So when you are breeding the birds do you have access to food in the breeding box all of the time? Also if you use a breeding box where you let them get used to each other do you need to have them separated like jojo67 does or can you just put them in and lock them in there for a while?


----------



## jojo67 (Jul 14, 2007)

Hi renee, i liked your wooden front nest boxes with the plans to go by i was going to make them, but this was a bit quicker. the different colours as you said makes it a bit easier for them to find.
i need some boxes for the small loft so i will attempt to make the wooden ones then, they look more natural looking.


----------



## jojo67 (Jul 14, 2007)

EgypSwiftLady said:


> Just had to pop in a say this is such a great discussion!
> I'm learning so much, jojo67 your loft is great!
> 
> Thank you all for sharing.


Thankyou swiftlady for your comment, there's a lot to learn and this pigeon talk is great for the advice and info.


----------



## jojo67 (Jul 14, 2007)

Birdmom4ever said:


> Beautiful nest boxes, Jojo! And everything is so clean. I really like the different colored nest fronts.


thankyou birdman4ever, they were easy to make and the colours brighting it up a bit. Its hard to keep it clean and i try not to disturb them too much.


----------



## MaryOfExeter (Sep 30, 2007)

zimmzimm3 said:


> Also if you use a breeding box where you let them get used to each other do you need to have them separated like jojo67 does or can you just put them in and lock them in there for a while?
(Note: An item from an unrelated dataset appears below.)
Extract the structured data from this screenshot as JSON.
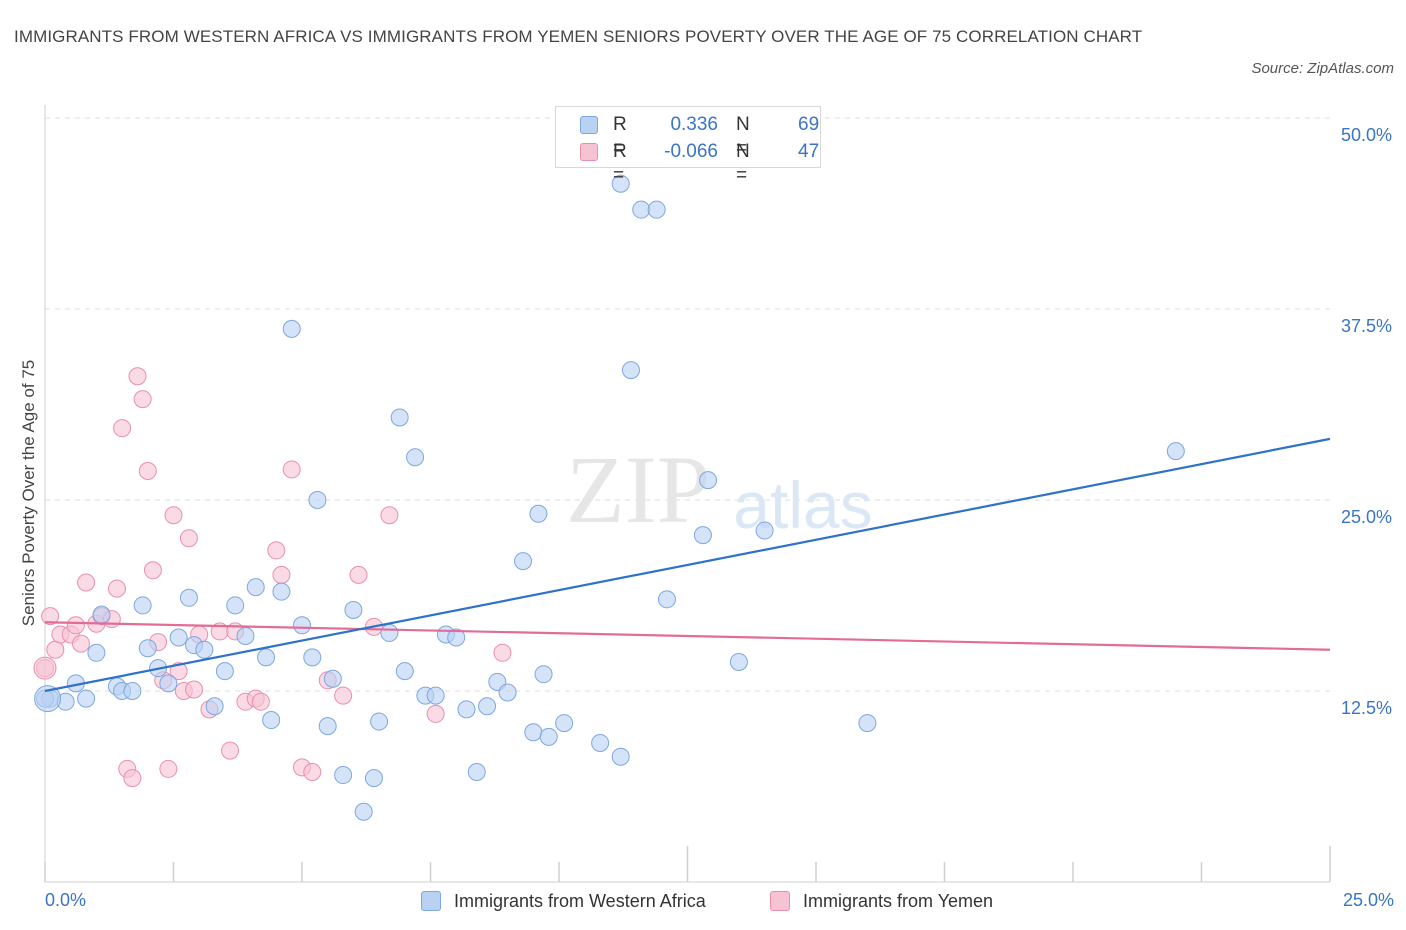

Really the only problem with this, is that it is a small space...and...if you have two unmated birds in a small space without separation...you get fighting. Some males can get pretty aggressive and I don't think you'd want to risk having one or the other hurt. Just one wrong peck and you could have a hen with an eye injury!


----------



## jojo67 (Jul 14, 2007)

Lovebirds said:


> Very nice set up Jojo. The different color nest fronts are enough to let the birds learn where their box actually is. I've heard of the playing cards too. Just never tried it. I have the perches staggered in my breeding loft and in the widowhood loft, I have different color nest boxes. I've not any problems with either set up. As long as there some sort of difference in one box to the next, they figure it out.


The card thing is interesting maybe get the birds to breed a few aces


----------



## zimmzimm3 (Aug 17, 2007)

I was doing some research on stuff and nestboxes and I reread this thread and i was wondering if you have a box or cage with a divider to pair them then can you just take them out of the pairing box (after the divider has been removed and they have been pair) can you lock them in the nest box for a day or so then let them out? Will this work?


----------



## aussiegirl (Feb 24, 2008)

wow, i just spotted this thread. Excellent idea. As im just starting out ill go and build the same.
Thankyou for the tips and great pic
Helen


----------



## eric98223 (Aug 4, 2007)

my nest boxes are 14 1/4 by 28 1/2 so they can fit the standard plastic nest fronts and mine are open all the time as i do not practice selective breeding at this time. 
just my 2 cents
E..


renee, what do you use to feed your birds once they are locked in thier nest boxes? what kind of bowls?


----------